Die Mission war für das deutsche Militär ein Fehlschlag. Die OvaHerero konnten unter großen Verlusten aus der Umzingelung in die anliegende Halb-Wüste Omaheke fliehen. Dorthin setzten ihnen die Kolonialtruppen nach und schnitten sie von den Zugängen zum Wasser ab. Ein großer Teil der OvaHerero verhungerte und verdurstete oder starb in den folgenden Jahren in Konzentrationslagern. So fanden nach Schätzungen des Historikers Horst Drechsler circa 60.000 OvaHerero den Tod – etwa vier Fünftel des Volkes. Gegen Ende des Jahres ging das Morden mit einem Feldzug gegen den Volksstamm der Nama weiter.

In den (seriösen) Geschichtswissenschaften ist unumstritten, dass deutsche Truppen damals einen Genozid begingen. Historiker wie Drechsler und Helmut Bley sprachen schon in den 1960ern von Völkermord. Eine intensivere Auseinandersetzung mit dem Thema fand ab den 1990er Jahren statt, nachdem die Archive in der früheren DDR und in Namibia allgemein zugänglich wurden. Doch erst 2021 erkannte die BRD den Völkermord als solchen an und vereinbarte Zahlungen an Namibia zur Wiedergutmachung in Höhe von 1,1 Milliarden Euro. Nachkommen der OvaHerero und Nama kritisieren, dass nur auf zwischenstaatlicher Ebene verhandelt wurde und sie selbst nicht einbezogen wurden.

Tagebücher Lothar von Trotha als neue Quelle

Dies zeigt, dass die Erinnerung und Aufarbeitung des Völkermordes nach über 100 Jahren noch immer große Lücken aufweist. Eine wertvolle neue Quelle soll diese Debatte ab kommendem Jahr bereichern: Die Historiker Dr. Andreas Eckl und Dr. Dr. Matthias Häussler von der Ruhr-Universität Bochum editieren, gefördert von der Deutschen Forschungsgemeinschaft, die Tagebücher von Trotha aus seiner Zeit als Oberbefehlshaber 1904/05. Dafür arbeiten sie sich derzeit durch die annähernd 900 Seiten zählenden Hefte mit teils schwer entzifferbarer Handschrift. Bisher waren sie in Privatbesitz der Familie von Trotha. Diese zeigte, laut Häussler, „eine große Aufgeschlossenheit, ihre Geschichte aufzuarbeiten und die Tagebücher der Öffentlichkeit zugänglich zu machen.“

Neben seinem Tagebuch führt Lothar von Trotha auch ein Fotoalbum während seines Aufenthaltes in Deutsch-Südwestafrika. Die Historiker Dr. Andreas Eckl und Dr. Dr. Matthias Häussler wollen auch dieses Fotoalbum veröffentlichen.

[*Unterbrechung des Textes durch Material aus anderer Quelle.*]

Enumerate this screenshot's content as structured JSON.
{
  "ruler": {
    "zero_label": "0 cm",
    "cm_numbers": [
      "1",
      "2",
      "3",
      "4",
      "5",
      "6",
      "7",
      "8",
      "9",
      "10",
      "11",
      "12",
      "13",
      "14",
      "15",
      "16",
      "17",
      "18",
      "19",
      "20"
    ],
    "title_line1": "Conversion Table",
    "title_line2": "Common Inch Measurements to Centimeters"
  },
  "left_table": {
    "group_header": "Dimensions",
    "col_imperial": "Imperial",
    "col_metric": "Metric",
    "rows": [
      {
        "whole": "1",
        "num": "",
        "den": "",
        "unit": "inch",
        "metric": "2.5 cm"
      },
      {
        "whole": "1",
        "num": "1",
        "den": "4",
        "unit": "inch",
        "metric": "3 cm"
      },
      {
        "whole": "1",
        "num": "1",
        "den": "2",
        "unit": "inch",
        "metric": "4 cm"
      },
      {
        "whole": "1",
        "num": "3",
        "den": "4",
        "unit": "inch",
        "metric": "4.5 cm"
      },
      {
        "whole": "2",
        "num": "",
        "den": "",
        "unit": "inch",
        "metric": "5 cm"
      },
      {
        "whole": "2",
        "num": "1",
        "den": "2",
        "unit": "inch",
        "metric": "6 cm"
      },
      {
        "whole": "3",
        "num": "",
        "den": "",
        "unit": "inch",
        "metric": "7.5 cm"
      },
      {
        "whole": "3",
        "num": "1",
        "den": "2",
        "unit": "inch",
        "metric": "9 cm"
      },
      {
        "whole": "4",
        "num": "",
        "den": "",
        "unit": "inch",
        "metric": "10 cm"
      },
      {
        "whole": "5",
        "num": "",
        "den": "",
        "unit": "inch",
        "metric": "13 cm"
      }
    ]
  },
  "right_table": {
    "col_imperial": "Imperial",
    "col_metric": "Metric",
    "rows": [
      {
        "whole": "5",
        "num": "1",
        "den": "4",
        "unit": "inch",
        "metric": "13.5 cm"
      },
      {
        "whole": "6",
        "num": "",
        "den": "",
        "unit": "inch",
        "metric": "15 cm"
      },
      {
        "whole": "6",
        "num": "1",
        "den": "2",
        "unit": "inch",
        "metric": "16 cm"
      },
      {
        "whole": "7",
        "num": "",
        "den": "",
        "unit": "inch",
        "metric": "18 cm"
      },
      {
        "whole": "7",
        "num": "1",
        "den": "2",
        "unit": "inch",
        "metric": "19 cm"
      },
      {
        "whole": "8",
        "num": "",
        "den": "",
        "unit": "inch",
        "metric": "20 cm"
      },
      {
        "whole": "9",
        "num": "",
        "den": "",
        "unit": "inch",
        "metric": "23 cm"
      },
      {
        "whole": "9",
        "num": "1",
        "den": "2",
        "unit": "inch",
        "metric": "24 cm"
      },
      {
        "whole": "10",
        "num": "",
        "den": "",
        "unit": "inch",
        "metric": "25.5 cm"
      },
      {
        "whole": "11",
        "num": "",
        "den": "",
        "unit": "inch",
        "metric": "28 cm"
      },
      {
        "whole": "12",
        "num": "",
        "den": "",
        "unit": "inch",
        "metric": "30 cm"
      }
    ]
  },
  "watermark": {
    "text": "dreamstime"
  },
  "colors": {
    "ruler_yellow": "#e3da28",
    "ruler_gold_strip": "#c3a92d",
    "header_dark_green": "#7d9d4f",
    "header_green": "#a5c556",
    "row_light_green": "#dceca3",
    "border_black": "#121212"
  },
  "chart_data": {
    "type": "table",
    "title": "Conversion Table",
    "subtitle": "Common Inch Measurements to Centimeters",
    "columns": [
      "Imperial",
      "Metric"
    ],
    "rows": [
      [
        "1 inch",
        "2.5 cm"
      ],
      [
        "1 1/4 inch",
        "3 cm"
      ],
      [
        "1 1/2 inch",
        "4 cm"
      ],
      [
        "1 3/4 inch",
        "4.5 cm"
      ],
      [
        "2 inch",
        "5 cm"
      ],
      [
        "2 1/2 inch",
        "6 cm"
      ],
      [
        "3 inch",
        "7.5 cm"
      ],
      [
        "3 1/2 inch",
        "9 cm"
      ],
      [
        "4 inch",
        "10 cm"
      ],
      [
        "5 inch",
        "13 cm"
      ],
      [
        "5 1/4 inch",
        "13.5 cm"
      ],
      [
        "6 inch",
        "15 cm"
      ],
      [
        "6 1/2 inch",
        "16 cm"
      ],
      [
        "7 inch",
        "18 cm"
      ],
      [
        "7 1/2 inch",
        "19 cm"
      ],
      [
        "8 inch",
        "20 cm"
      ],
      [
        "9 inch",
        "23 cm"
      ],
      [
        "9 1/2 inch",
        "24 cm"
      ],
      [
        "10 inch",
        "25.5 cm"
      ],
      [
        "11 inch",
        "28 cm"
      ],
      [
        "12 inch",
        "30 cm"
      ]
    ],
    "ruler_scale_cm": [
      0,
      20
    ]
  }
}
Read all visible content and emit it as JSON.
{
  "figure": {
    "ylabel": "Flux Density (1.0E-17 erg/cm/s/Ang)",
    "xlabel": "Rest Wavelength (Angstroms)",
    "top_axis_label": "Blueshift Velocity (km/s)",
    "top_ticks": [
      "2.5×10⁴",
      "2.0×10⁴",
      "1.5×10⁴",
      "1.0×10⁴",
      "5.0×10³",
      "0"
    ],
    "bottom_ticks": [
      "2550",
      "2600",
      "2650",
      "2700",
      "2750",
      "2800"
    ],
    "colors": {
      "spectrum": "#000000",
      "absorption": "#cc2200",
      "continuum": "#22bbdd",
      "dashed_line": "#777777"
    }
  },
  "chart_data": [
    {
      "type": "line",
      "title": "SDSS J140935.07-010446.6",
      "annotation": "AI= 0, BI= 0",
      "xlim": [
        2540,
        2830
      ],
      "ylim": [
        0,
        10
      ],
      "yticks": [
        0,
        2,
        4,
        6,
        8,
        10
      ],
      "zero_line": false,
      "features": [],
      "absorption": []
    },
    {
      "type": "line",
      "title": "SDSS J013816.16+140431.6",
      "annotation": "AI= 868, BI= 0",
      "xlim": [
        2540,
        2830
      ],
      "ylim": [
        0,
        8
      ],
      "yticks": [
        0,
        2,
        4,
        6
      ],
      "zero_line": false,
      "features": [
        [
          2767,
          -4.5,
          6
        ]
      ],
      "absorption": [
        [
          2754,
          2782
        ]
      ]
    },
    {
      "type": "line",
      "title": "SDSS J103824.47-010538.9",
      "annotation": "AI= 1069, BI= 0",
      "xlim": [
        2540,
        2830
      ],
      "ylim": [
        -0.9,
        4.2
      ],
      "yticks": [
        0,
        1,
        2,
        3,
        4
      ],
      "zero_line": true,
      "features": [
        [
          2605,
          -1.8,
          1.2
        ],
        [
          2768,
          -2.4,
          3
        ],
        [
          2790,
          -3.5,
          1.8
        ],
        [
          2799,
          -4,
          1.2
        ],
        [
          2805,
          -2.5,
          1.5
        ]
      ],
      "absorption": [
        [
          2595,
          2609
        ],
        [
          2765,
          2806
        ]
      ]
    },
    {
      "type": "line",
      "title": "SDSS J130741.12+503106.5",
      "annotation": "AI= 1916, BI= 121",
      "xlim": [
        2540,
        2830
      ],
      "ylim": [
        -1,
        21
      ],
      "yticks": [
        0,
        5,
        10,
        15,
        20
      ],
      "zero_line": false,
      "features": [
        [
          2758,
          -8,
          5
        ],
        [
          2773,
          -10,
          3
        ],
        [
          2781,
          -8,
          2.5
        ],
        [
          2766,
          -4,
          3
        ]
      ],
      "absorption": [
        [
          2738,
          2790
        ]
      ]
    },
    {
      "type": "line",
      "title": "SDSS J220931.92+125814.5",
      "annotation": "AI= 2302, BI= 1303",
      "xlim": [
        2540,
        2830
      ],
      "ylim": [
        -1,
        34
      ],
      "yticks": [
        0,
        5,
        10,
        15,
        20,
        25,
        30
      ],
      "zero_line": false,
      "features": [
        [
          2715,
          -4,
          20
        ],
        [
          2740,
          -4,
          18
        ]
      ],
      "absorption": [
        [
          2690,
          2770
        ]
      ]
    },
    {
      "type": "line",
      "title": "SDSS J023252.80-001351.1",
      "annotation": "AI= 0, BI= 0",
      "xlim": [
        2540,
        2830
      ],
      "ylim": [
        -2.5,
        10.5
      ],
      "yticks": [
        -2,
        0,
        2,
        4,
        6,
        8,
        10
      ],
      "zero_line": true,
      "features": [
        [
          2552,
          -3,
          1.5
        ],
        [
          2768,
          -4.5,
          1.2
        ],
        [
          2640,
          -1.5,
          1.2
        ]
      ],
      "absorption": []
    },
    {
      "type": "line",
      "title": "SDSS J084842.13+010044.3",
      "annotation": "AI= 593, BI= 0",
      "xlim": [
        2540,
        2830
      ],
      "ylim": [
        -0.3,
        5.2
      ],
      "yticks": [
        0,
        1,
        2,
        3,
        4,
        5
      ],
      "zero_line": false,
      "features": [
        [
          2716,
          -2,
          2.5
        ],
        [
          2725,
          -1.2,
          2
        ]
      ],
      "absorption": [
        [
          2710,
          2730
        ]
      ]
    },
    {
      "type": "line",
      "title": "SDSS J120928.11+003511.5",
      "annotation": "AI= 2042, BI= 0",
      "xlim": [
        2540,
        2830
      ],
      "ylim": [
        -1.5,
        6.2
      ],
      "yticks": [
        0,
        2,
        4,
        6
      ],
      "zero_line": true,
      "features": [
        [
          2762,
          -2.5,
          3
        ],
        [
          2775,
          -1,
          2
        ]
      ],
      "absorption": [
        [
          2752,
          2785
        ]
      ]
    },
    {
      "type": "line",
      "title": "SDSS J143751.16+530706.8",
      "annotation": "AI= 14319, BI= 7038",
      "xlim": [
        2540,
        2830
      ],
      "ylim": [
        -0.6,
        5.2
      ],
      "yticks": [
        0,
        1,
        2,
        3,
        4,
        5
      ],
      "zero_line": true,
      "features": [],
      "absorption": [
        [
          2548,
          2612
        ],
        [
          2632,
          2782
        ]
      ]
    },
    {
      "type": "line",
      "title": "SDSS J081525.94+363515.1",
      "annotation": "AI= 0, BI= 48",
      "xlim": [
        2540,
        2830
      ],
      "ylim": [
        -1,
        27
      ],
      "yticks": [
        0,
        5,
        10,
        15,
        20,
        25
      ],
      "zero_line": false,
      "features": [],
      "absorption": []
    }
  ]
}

Foto von Kolonialarchiv Dr. Eckl

Lothar von Trotha: Wunschkandidat des Kaisers

Die Aufzeichnungen von Trothas beginnen mit seiner Abreise aus Deutschland 1904. Die hochrangigen Militärs und Reichskanzler Bernhard von Bülow wollen von Trotha eigentlich nicht als Oberkommandanten sehen. Militärisch gäbe es geeignetere Kandidaten, zudem gilt er als Eigenbrötler, der sich mit niemandem so recht versteht. Dennoch hält Kaiser Wilhelm II offenbar große Stücke auf ihn. Von Trotha stammt aus dem Uradel mit besten Beziehungen ins preußische Königshaus, er hat bereits 1894 bis 1897 Kolonialerfahrung in Deutsch-Ostafrika gesammelt, sowie bei der Niederschlagung des Boxeraufstandes in China 1901 eine Brigade befehligt.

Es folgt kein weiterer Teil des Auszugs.